In the fall of 2010 we at Sysart organized a small conference at Helsinki and Oulu. Daniel Wellner and I did our presentation on how to keep the domain model unambiguous. Jimmy Nilsson was the featured guest and talked about building a domain model.
In his presentation Jimmy said something that caught my ear: “The user should be able to save invalid data“. The concept is explained in chapter 7 of his book Applying Domain-Driven Design and Patterns. The book says: “All States, Even When in Error, Should be Savable”. The idea is simple but not widely applied – when a user cannot complete all the required information the application should still allow saving the partial work he or she has done.
The concept stuck in my mind. Every now and then a situation comes up where this idea seems to fit. Think of a doctor entering a diagnosis into a patient care application. A diagnosis entry form might contain a dozen fields. It would seem useful that the doctor could enter just the most important data while with the patient, save the entry and complete it later. But applications tend to be too eager and demand everything to be completely valid on first save.
Then I stumbled upon StaffPad. StaffPad is an application for writing music. Writing music. Not typing, not mousing around. Writing music the old-fashioned way, with a pen. As a songwriter I was immediately intrigued. Could this application make notating random ideas into a computer feasible for me? I always preferred pen and paper because I disliked the input methods in all the music applications I tried.

StaffPad
The pen works really well for entering notes, rests and other symbols. But what happens when StaffPad does not recognise your writing? It applies Jimmy’s advice and saves the unrecognized strokes as part of the page. If you print the score, the mystery symbols are not discarded, they get printed too. A human can read and play the scribbles assuming your handwriting is legible. The only thing StaffPad cannot do is play the notes because the meaning of the unrecognized strokes is a mystery to the application.

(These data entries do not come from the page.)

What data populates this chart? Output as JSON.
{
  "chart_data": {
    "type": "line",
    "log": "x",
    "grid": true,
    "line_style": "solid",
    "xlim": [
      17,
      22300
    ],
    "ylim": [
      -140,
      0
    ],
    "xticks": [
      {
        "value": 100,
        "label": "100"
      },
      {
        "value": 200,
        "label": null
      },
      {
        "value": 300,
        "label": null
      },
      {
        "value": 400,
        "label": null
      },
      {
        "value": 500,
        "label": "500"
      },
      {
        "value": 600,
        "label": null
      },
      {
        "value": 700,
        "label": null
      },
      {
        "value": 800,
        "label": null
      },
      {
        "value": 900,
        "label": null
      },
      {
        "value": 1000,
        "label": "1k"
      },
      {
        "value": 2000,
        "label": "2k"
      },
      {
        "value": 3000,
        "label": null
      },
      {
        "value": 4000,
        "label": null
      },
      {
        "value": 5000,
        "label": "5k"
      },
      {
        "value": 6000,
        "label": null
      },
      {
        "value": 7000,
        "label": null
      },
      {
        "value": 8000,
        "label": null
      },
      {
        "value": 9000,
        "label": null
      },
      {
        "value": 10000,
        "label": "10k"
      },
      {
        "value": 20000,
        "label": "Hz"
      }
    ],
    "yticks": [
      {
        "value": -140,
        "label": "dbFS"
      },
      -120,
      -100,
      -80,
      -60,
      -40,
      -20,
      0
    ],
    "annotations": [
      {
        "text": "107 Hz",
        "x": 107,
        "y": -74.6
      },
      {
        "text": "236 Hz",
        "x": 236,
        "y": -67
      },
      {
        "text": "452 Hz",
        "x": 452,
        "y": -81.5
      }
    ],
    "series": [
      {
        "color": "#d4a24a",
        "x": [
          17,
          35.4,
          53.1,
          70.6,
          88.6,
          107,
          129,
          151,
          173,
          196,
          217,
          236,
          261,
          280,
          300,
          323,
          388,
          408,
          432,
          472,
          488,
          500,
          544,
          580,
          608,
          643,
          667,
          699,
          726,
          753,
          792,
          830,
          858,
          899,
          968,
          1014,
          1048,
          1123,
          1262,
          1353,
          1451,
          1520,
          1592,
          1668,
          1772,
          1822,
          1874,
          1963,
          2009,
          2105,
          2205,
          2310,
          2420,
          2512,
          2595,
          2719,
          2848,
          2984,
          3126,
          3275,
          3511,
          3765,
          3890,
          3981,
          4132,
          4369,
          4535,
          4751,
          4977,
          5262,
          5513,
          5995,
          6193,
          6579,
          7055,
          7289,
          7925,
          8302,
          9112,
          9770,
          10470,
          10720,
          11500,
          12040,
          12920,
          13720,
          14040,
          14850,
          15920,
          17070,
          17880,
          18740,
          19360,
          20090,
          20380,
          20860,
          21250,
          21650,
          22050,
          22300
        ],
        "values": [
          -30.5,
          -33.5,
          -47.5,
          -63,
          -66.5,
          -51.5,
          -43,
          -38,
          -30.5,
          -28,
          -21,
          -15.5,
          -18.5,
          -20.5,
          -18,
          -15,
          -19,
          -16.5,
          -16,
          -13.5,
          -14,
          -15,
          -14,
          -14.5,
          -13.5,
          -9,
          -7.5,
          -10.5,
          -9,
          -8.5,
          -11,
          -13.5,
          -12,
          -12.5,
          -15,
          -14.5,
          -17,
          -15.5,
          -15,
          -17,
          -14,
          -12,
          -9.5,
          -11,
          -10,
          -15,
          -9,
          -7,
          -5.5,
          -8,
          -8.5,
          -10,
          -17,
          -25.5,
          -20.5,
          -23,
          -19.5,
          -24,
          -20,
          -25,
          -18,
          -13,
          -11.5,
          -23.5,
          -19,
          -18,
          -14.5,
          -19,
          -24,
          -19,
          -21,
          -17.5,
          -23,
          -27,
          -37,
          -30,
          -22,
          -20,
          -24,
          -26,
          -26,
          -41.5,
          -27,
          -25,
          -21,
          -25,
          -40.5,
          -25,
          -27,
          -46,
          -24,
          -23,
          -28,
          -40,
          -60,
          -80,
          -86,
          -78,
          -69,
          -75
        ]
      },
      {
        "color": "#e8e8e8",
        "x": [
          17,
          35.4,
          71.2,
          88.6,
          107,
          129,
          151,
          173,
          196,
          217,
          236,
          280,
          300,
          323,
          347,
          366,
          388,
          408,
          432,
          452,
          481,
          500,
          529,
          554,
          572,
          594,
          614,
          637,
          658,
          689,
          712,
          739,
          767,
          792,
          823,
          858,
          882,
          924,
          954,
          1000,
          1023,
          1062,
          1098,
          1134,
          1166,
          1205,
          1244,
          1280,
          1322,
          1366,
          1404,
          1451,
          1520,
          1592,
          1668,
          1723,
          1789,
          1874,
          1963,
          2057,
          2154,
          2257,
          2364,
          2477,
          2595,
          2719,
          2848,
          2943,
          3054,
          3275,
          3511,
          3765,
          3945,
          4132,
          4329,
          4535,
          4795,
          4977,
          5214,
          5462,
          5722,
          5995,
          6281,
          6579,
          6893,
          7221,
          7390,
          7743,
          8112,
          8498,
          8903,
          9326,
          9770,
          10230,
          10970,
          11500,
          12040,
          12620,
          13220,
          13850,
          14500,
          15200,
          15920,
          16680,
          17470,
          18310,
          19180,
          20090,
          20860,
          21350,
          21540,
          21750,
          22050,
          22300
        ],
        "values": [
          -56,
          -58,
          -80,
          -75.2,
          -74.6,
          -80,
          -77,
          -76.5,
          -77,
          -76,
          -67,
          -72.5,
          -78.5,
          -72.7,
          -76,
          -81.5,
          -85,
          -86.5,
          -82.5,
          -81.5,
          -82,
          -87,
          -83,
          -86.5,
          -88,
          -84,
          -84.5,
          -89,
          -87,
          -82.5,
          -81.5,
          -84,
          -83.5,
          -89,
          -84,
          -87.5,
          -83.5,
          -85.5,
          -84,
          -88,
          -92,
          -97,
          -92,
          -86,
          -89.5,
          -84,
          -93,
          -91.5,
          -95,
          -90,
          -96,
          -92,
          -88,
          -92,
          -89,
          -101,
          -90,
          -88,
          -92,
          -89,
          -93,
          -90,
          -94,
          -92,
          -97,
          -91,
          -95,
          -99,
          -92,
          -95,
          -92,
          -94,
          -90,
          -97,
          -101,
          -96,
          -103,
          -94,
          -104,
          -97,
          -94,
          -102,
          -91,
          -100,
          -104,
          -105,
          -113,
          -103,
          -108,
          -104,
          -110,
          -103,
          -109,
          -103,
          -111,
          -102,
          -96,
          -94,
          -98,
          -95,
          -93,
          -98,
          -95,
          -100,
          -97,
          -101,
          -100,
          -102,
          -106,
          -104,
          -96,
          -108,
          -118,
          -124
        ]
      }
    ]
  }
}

This is good, but StaffPad takes it a step further. Sometimes the user wants to express something that can not be codified in the domain model. Western musical notation has a huge amount of symbols and it is not feasible to implement all of them in an application. StaffPad has a clever way around this problem: an extra layer (think Photoshop layers) on top of the notation where you can draw whatever you like. A scribble layer. You can jot down obscure electric guitar performance symbols or draw a picture of your favorite game character. The layer is domain-aware – it intelligently attaches to bars, and is formatted into each musicians parts on printouts.

Is this idea of a separate unstructured layer placed on top of the model presentation useful in other applications? I sure would like to annotate source code with small drawings in my IDE and have them follow the source anywhere it goes. Do you know applications that implement a similar idea?